I am reading Neil Peart’s Ghost Rider, and it’s both fueling and cautioning my wanderlust. It is a raw and perfect cross-section of grief; it chronicles a long, aimless road trip undertaken because there was nothing else he could possibly do, having lost his daughter and his wife a year apart. Inconceivable. How does the human mind deal with loss of that magnitude? Well, he tells us how. Basically, it is not built to do it. It’s like asking a perfectly good canoe to take off from a forty-foot cliff and get you to the ground safely. It’s like taking a disconnected rotary telephone outside and pointing it at the sky and expecting to get a signal.

If he didn’t have motorcycling . . . Well, god forbid. He just had to ride it out. Having all that stuff to do—navigating, calculating, performing all the mechanical tasks of operating the machine, regulating speed, every second thinking defensively, all in a continuous, multivalent flow—protected him from being eaten alive by corrosive, overwhelming grief. It saved him.

That is why I am getting so tetchy with people flinging the danger card down on the table in front of me.
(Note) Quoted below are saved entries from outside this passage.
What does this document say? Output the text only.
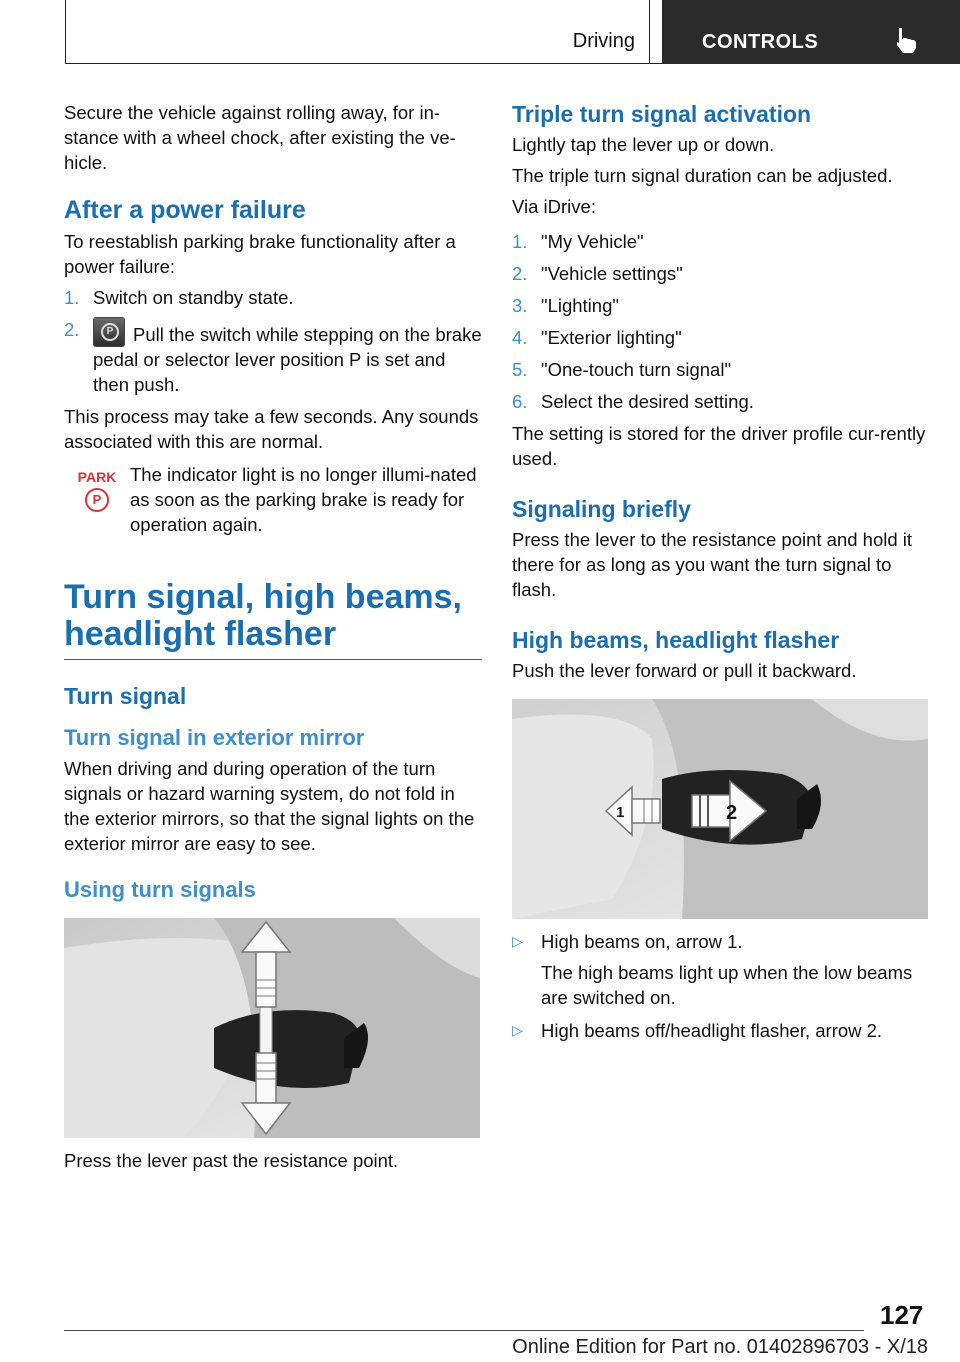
Driving	CONTROLS

Secure the vehicle against rolling away, for in-stance with a wheel chock, after existing the ve-hicle.

After a power failure

To reestablish parking brake functionality after a power failure:

1. Switch on standby state.
2.	P	Pull the switch while stepping on the brake pedal or selector lever position P is set and then push.

This process may take a few seconds. Any sounds associated with this are normal.

PARK
P

The indicator light is no longer illumi-nated as soon as the parking brake is ready for operation again.

Turn signal, high beams, headlight flasher
Turn signal
Turn signal in exterior mirror

When driving and during operation of the turn signals or hazard warning system, do not fold in the exterior mirrors, so that the signal lights on the exterior mirror are easy to see.

Using turn signals

Press the lever past the resistance point.

Triple turn signal activation

Lightly tap the lever up or down.

The triple turn signal duration can be adjusted.

Via iDrive:

1. "My Vehicle"
2. "Vehicle settings"
3. "Lighting"
4. "Exterior lighting"
5. "One-touch turn signal"
6. Select the desired setting.

The setting is stored for the driver profile cur-rently used.

Signaling briefly

Press the lever to the resistance point and hold it there for as long as you want the turn signal to flash.

High beams, headlight flasher

Push the lever forward or pull it backward.

1	2
▷ High beams on, arrow 1.
The high beams light up when the low beams are switched on.
▷ High beams off/headlight flasher, arrow 2.
127
Online Edition for Part no. 01402896703 - X/18
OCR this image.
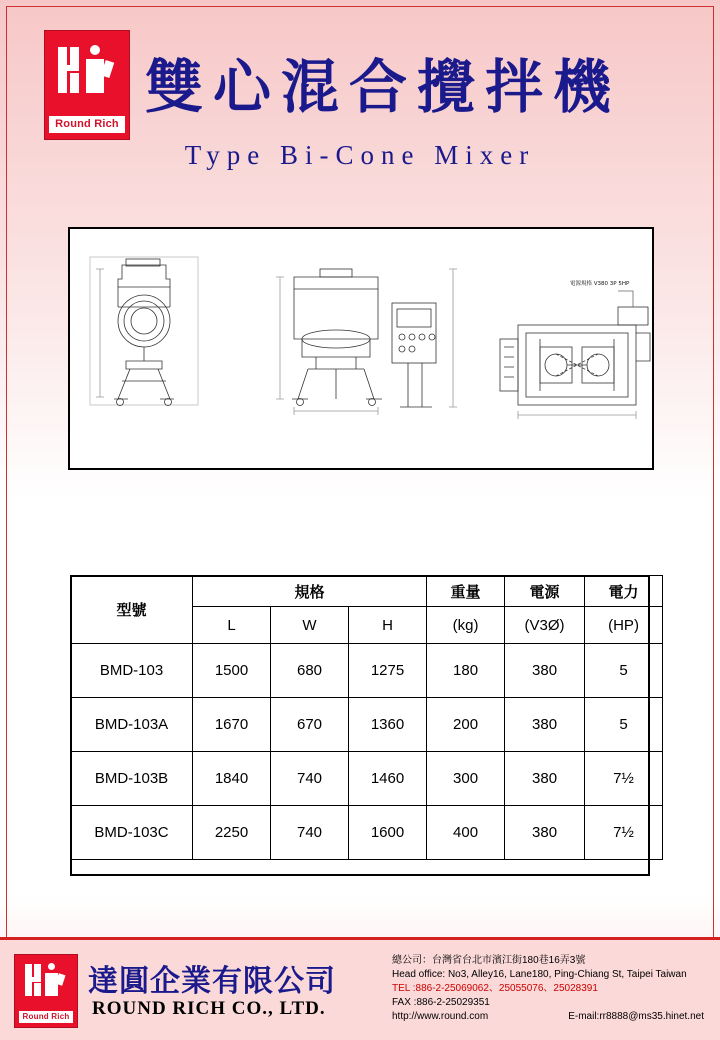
Round Rich
雙心混合攪拌機
Type Bi-Cone Mixer
電源規格 V380 3P 5HP
型號	規格			重量	電源	電力
	L	W	H	(kg)	(V3Ø)	(HP)
BMD-103	1500	680	1275	180	380	5
BMD-103A	1670	670	1360	200	380	5
BMD-103B	1840	740	1460	300	380	7½
BMD-103C	2250	740	1600	400	380	7½
Round Rich
達圓企業有限公司
ROUND RICH CO., LTD.
總公司：台灣省台北市濱江街180巷16弄3號
Head office: No3, Alley16, Lane180, Ping-Chiang St, Taipei Taiwan
TEL :886-2-25069062、25055076、25028391
FAX :886-2-25029351
http://www.round.com	E-mail:rr8888@ms35.hinet.net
Don’t they know that when you reach a place where there is nothing to eat anymore, and the cupboard is empty and you’re out of everything, then something appears that is suddenly full and ripe and tastes so good, it would be insane not to save yourself, not to fill yourself up again? What is a bit of danger on a full plate next to starving? Not a choice, but a necessity.

The weekend of October 16, then, destination to be determined. Warmer gloves to be bought, electric vest to be tested. Bags to be packed; not much is needed beyond pajamas and two sets of underwear. Book, paper, pen. Credit card. Open road, opening.